Где-то в черноте хрустнул сучок, Николетта зарыдала и принялась барабанить кулачками в дверь. Старуха впустила ее, опустила щеколду на место и привела девушку к скромному очагу. Несколько минут спустя та успокоилась, избавилась от холодного оцепенения в ногах и руках, присмотрелась к убранству хижины и своей спасительнице.
Николетта думала, что нужно объяснить, в какую беду она попала, но хозяйка дома не проявила к этой теме интереса. Оглядев тесную комнатку, девушка увидела маленький столик и несколько полок, заваленных сушеными растениями и глиняными горшками. В одном углу высилась большая поленница, в другом – зловонная груда тряпья. Кроме этого, убранство хижины ограничивалось циновкой из хвои да креслом. Обхватив руками колени, Николетта вздохнула, пытаясь отвлечь внимание старухи от пылающих поленьев.

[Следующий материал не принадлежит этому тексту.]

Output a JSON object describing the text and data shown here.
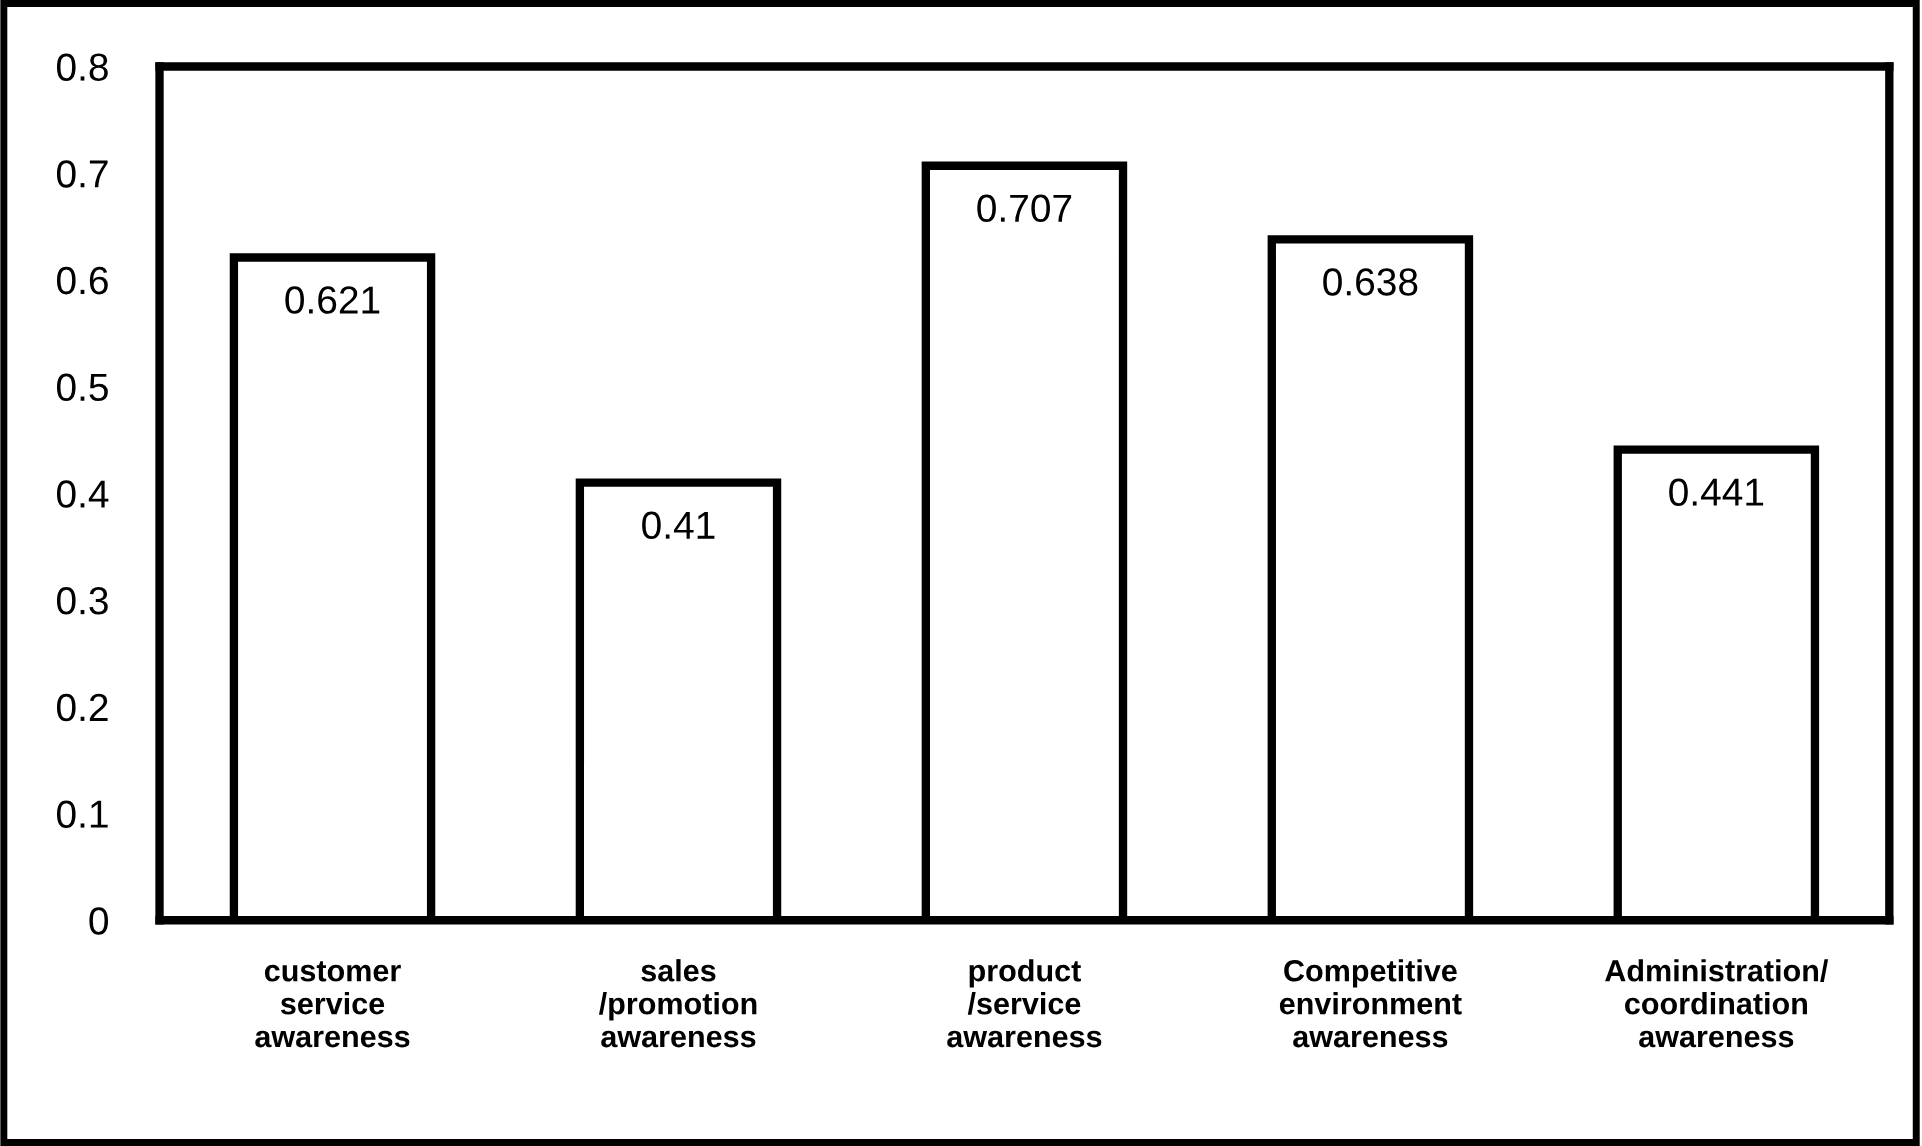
{
  "chart_data": {
    "type": "bar",
    "categories": [
      "customer\nservice\nawareness",
      "sales\n/promotion\nawareness",
      "product\n/service\nawareness",
      "Competitive\nenvironment\nawareness",
      "Administration/\ncoordination\nawareness"
    ],
    "values": [
      0.621,
      0.41,
      0.707,
      0.638,
      0.441
    ],
    "color": "#ffffff",
    "ylim": [
      0,
      0.8
    ],
    "yticks": [
      0,
      0.1,
      0.2,
      0.3,
      0.4,
      0.5,
      0.6,
      0.7,
      0.8
    ],
    "data_labels": true,
    "grid": false
  }
}
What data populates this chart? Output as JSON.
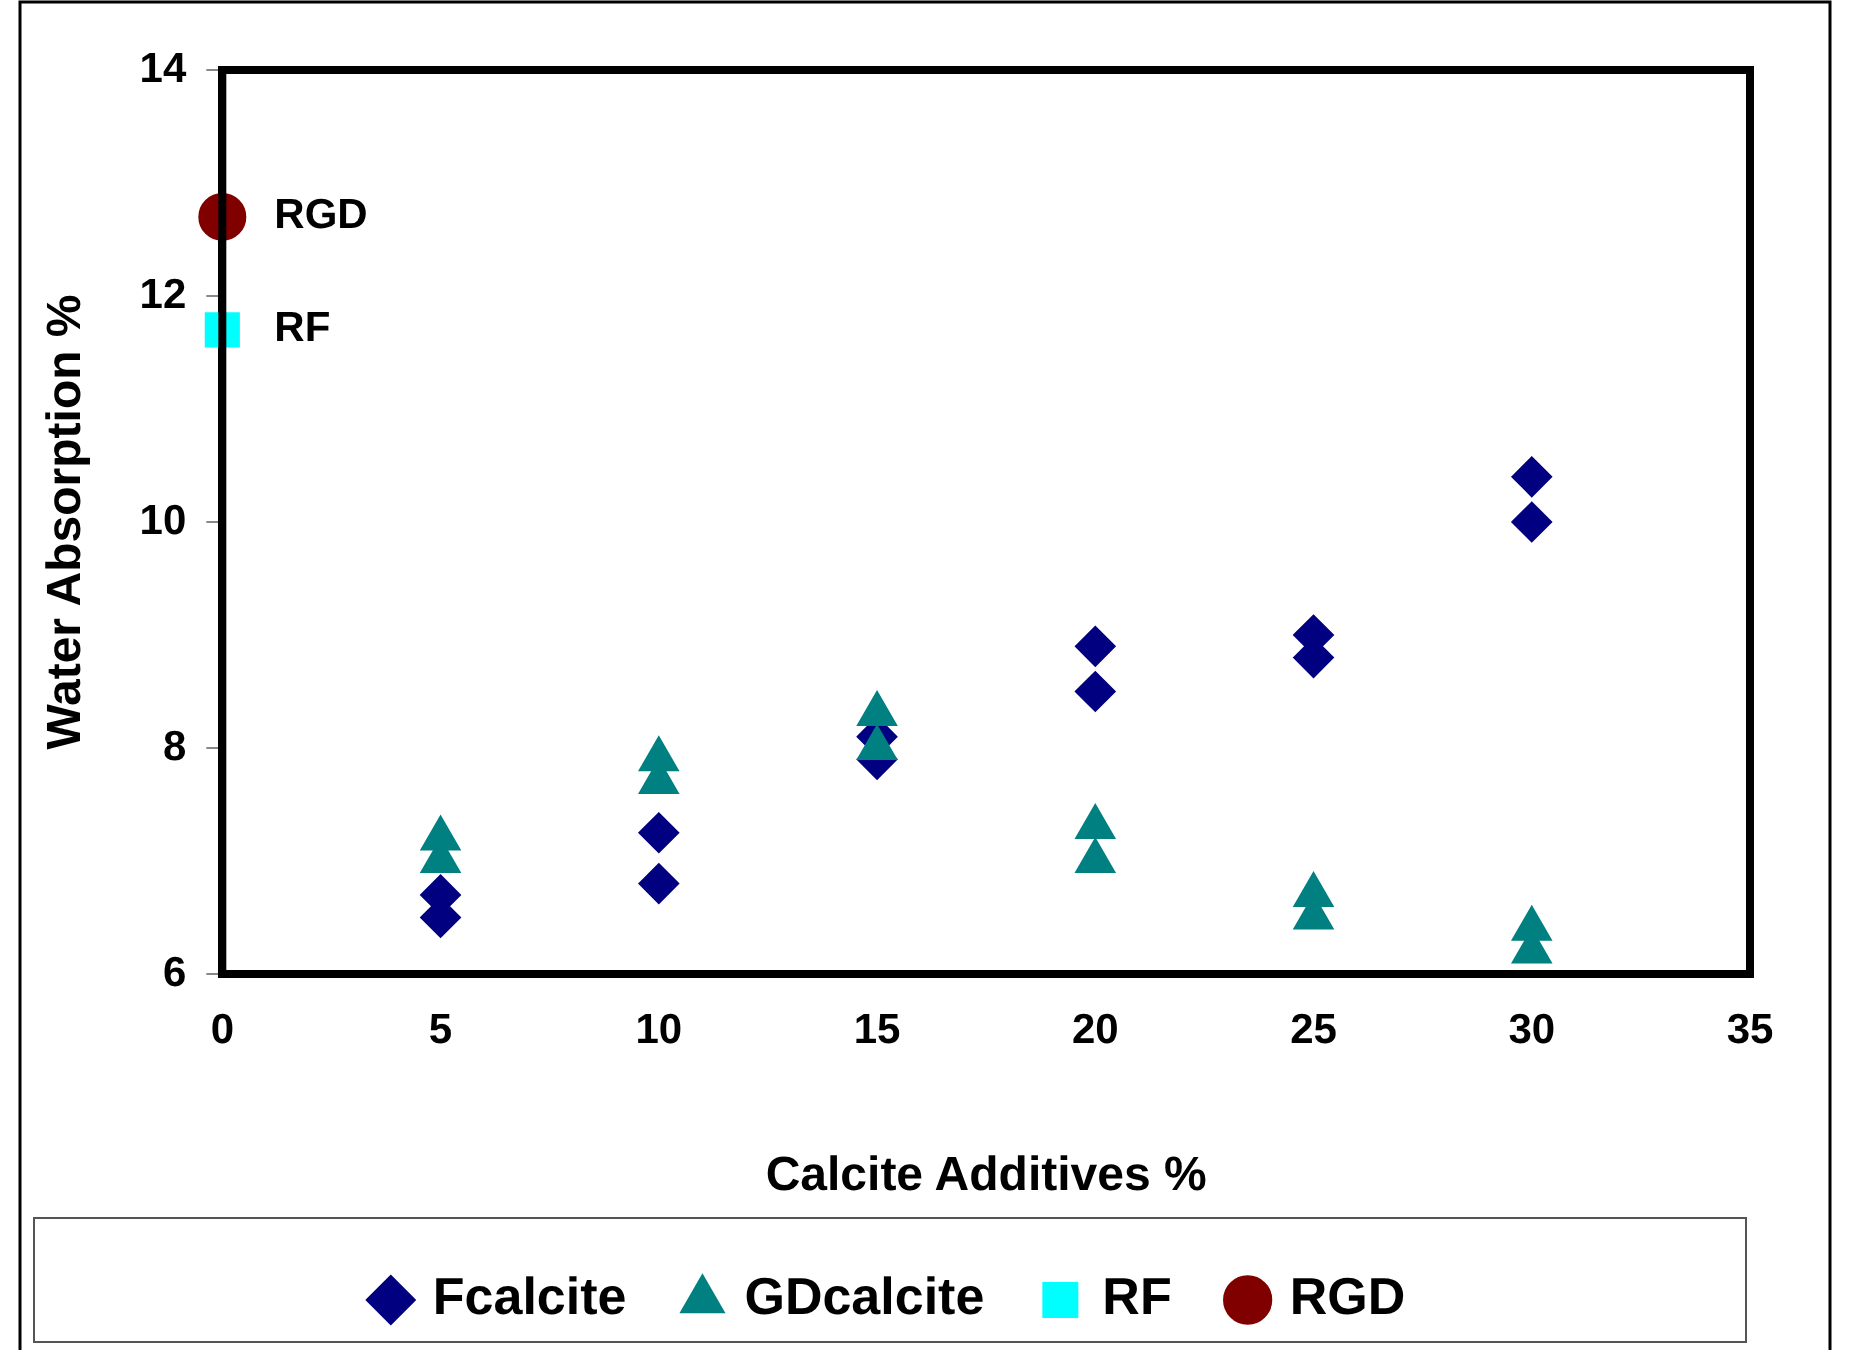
{
  "chart_data": {
    "type": "scatter",
    "xlabel": "Calcite Additives %",
    "ylabel": "Water Absorption %",
    "xlim": [
      0,
      35
    ],
    "xticks": [
      0,
      5,
      10,
      15,
      20,
      25,
      30,
      35
    ],
    "ylim": [
      6,
      14
    ],
    "yticks": [
      6,
      8,
      10,
      12,
      14
    ],
    "grid": false,
    "legend": "bottom",
    "series": [
      {
        "name": "Fcalcite",
        "color": "#000080",
        "marker": "diamond",
        "x": [
          5,
          5,
          10,
          10,
          15,
          15,
          20,
          20,
          25,
          25,
          30,
          30
        ],
        "values": [
          6.5,
          6.7,
          6.8,
          7.25,
          7.9,
          8.1,
          8.5,
          8.9,
          8.8,
          9.0,
          10.0,
          10.4
        ]
      },
      {
        "name": "GDcalcite",
        "color": "#008080",
        "marker": "triangle",
        "x": [
          5,
          5,
          10,
          10,
          15,
          15,
          20,
          20,
          25,
          25,
          30,
          30
        ],
        "values": [
          7.0,
          7.2,
          7.7,
          7.9,
          8.0,
          8.3,
          7.0,
          7.3,
          6.5,
          6.7,
          6.2,
          6.4
        ]
      },
      {
        "name": "RF",
        "type": "line",
        "color": "#00ffff",
        "marker": "square",
        "x": [
          0
        ],
        "values": [
          11.7
        ]
      },
      {
        "name": "RGD",
        "type": "line",
        "color": "#800000",
        "marker": "circle",
        "x": [
          0
        ],
        "values": [
          12.7
        ]
      }
    ]
  }
}
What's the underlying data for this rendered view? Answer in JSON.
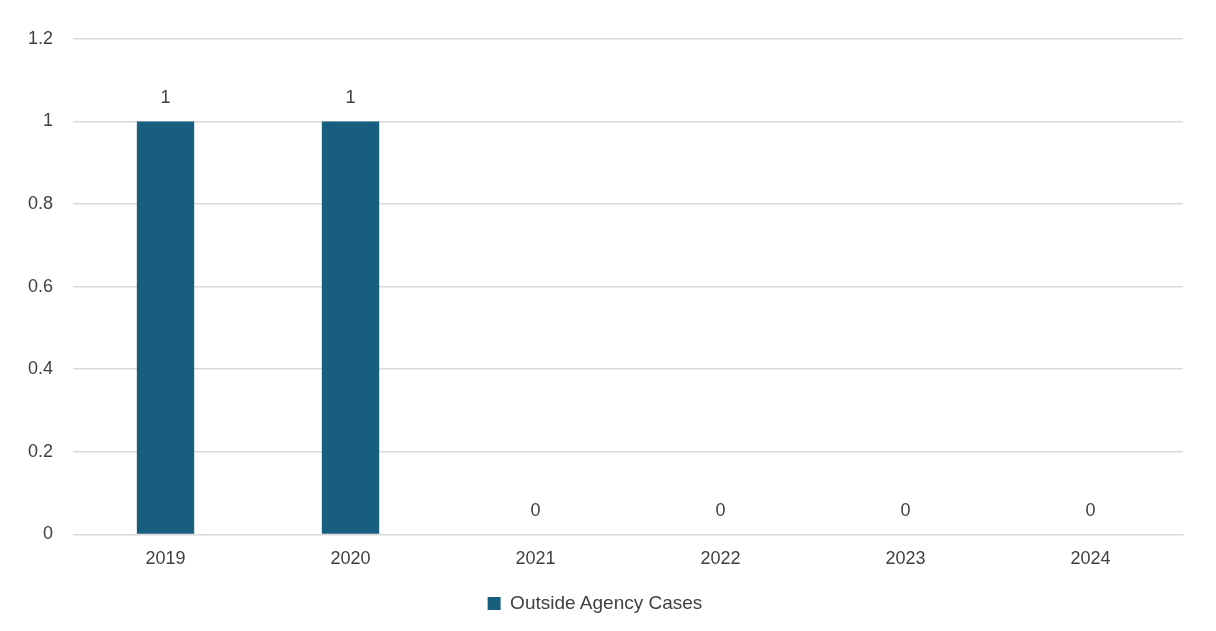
{
  "chart_data": {
    "type": "bar",
    "categories": [
      "2019",
      "2020",
      "2021",
      "2022",
      "2023",
      "2024"
    ],
    "series": [
      {
        "name": "Outside Agency Cases",
        "color": "#185f7f",
        "values": [
          1,
          1,
          0,
          0,
          0,
          0
        ]
      }
    ],
    "ylim": [
      0,
      1.2
    ],
    "yticks": [
      0,
      0.2,
      0.4,
      0.6,
      0.8,
      1,
      1.2
    ],
    "grid": "y",
    "legend": "bottom",
    "data_labels": true
  }
}
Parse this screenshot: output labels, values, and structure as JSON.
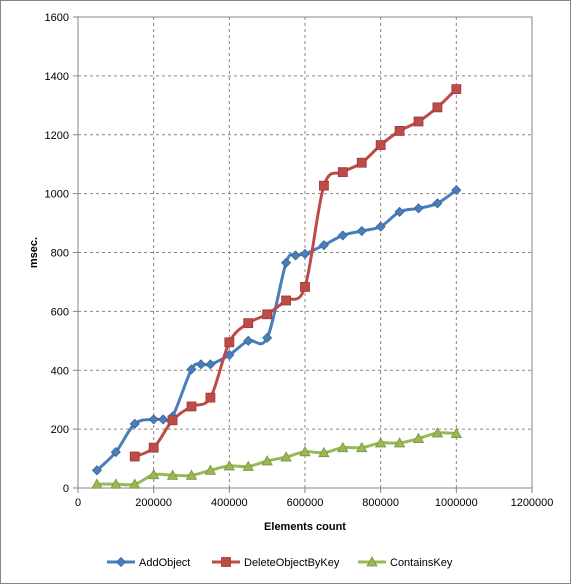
{
  "chart_data": {
    "type": "line",
    "title": "",
    "xlabel": "Elements count",
    "ylabel": "msec.",
    "xlim": [
      0,
      1200000
    ],
    "ylim": [
      0,
      1600
    ],
    "x_ticks": [
      0,
      200000,
      400000,
      600000,
      800000,
      1000000,
      1200000
    ],
    "y_ticks": [
      0,
      200,
      400,
      600,
      800,
      1000,
      1200,
      1400,
      1600
    ],
    "x_tick_labels": [
      "0",
      "200000",
      "400000",
      "600000",
      "800000",
      "1000000",
      "1200000"
    ],
    "y_tick_labels": [
      "0",
      "200",
      "400",
      "600",
      "800",
      "1000",
      "1200",
      "1400",
      "1600"
    ],
    "grid": true,
    "grid_style": "dashed",
    "legend_position": "bottom",
    "smoothed": true,
    "series": [
      {
        "name": "AddObject",
        "color": "#4A7EBB",
        "marker": "diamond",
        "x": [
          50000,
          100000,
          150000,
          200000,
          225000,
          250000,
          300000,
          325000,
          350000,
          400000,
          450000,
          500000,
          550000,
          575000,
          600000,
          650000,
          700000,
          750000,
          800000,
          850000,
          900000,
          950000,
          1000000
        ],
        "y": [
          60,
          122,
          218,
          233,
          233,
          243,
          403,
          420,
          420,
          452,
          500,
          510,
          765,
          790,
          795,
          825,
          858,
          873,
          888,
          938,
          950,
          967,
          1012
        ]
      },
      {
        "name": "DeleteObjectByKey",
        "color": "#BE4B48",
        "marker": "square",
        "x": [
          150000,
          200000,
          250000,
          300000,
          350000,
          400000,
          450000,
          500000,
          550000,
          600000,
          650000,
          700000,
          750000,
          800000,
          850000,
          900000,
          950000,
          1000000
        ],
        "y": [
          107,
          137,
          230,
          277,
          307,
          495,
          560,
          590,
          637,
          683,
          1027,
          1073,
          1105,
          1165,
          1213,
          1245,
          1293,
          1355
        ]
      },
      {
        "name": "ContainsKey",
        "color": "#98B954",
        "marker": "triangle",
        "x": [
          50000,
          100000,
          150000,
          200000,
          250000,
          300000,
          350000,
          400000,
          450000,
          500000,
          550000,
          600000,
          650000,
          700000,
          750000,
          800000,
          850000,
          900000,
          950000,
          1000000
        ],
        "y": [
          13,
          13,
          13,
          45,
          43,
          43,
          60,
          75,
          73,
          92,
          105,
          123,
          120,
          137,
          137,
          153,
          153,
          168,
          187,
          185
        ]
      }
    ]
  }
}
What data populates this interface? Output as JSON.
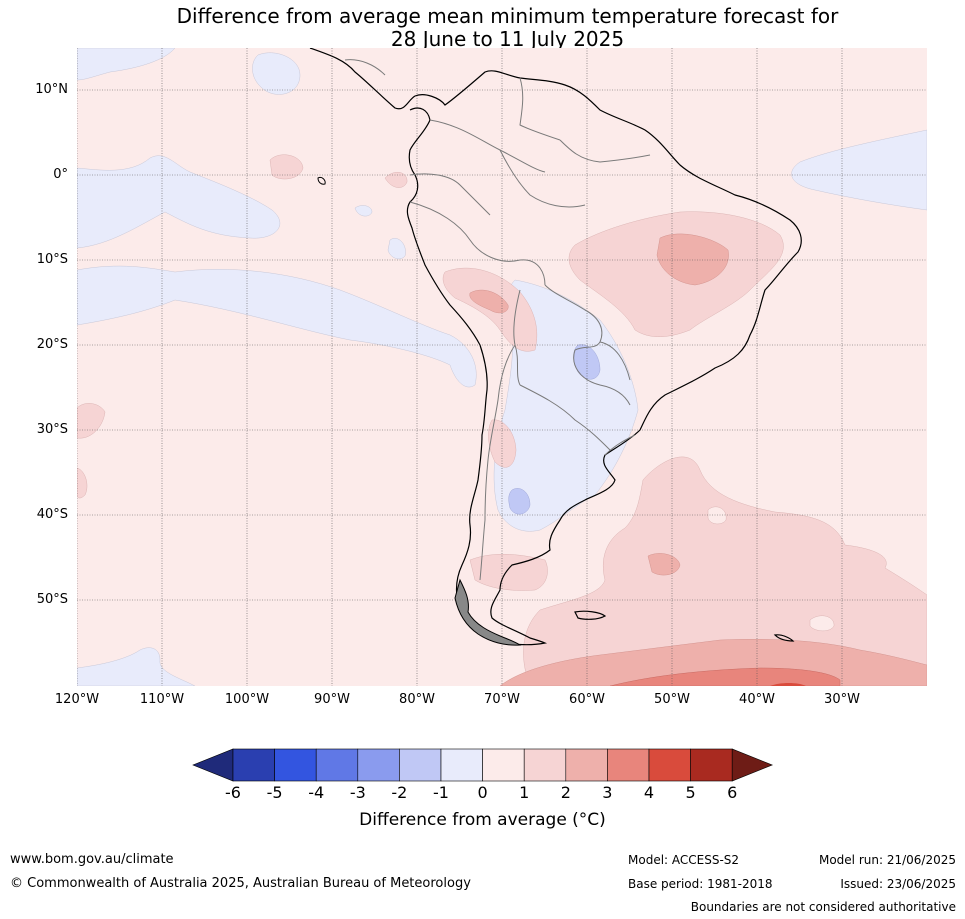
{
  "title_line1": "Difference from average mean minimum temperature forecast for",
  "title_line2": "28 June to 11 July 2025",
  "lat_labels": [
    "10°N",
    "0°",
    "10°S",
    "20°S",
    "30°S",
    "40°S",
    "50°S"
  ],
  "lon_labels": [
    "120°W",
    "110°W",
    "100°W",
    "90°W",
    "80°W",
    "70°W",
    "60°W",
    "50°W",
    "40°W",
    "30°W"
  ],
  "colorbar": {
    "ticks": [
      "-6",
      "-5",
      "-4",
      "-3",
      "-2",
      "-1",
      "0",
      "1",
      "2",
      "3",
      "4",
      "5",
      "6"
    ],
    "colors": [
      "#1f2a7a",
      "#2a3fb0",
      "#3355e0",
      "#6078e6",
      "#8a9bee",
      "#c0c8f5",
      "#e8ebfb",
      "#fcebea",
      "#f6d4d4",
      "#eeb0ab",
      "#e8857c",
      "#d94b3c",
      "#a92a20",
      "#6e1c16"
    ],
    "label": "Difference from average (°C)"
  },
  "footer": {
    "website": "www.bom.gov.au/climate",
    "copyright": "© Commonwealth of Australia 2025, Australian Bureau of Meteorology",
    "model": "Model: ACCESS-S2",
    "base_period": "Base period: 1981-2018",
    "model_run": "Model run: 21/06/2025",
    "issued": "Issued: 23/06/2025",
    "disclaimer": "Boundaries are not considered authoritative"
  }
}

В ответ карга принялась тихонько напевать, потирая подбородок своими брюквообразными пальцами. Николетта воззрилась на нее, прикусив губу. Учитывая тени от огня в очаге, старость хижины и ее обитательницы, а теперь еще незнакомые шипящие слова и странную мелодию, эта женщина больше всего походила на ведьму.
Что-то приземлилось на крышу, так что на них посыпалась пыль. Николетта взвизгнула, глядя на потолочные балки, которые зловеще прогнулись над дверью, а потом выпрямились, когда просели другие – ближе к маленькому отверстию, выполнявшему роль дымохода. Дерево скрипело, и кто-то невидимый передвигался у них над головами. Николетта едва дышала от ужаса, но не могла пошевелиться, только зачарованно смотрела на прогнувшийся потолок. Девушка так дрожала, что даже зрение у нее помутилось, но взгляд снова прояснился, когда старуха прыгнула к ней. С неожиданной ловкостью карга ухватила локон волос Николетты и вырвала полдюжины темно-русых прядей.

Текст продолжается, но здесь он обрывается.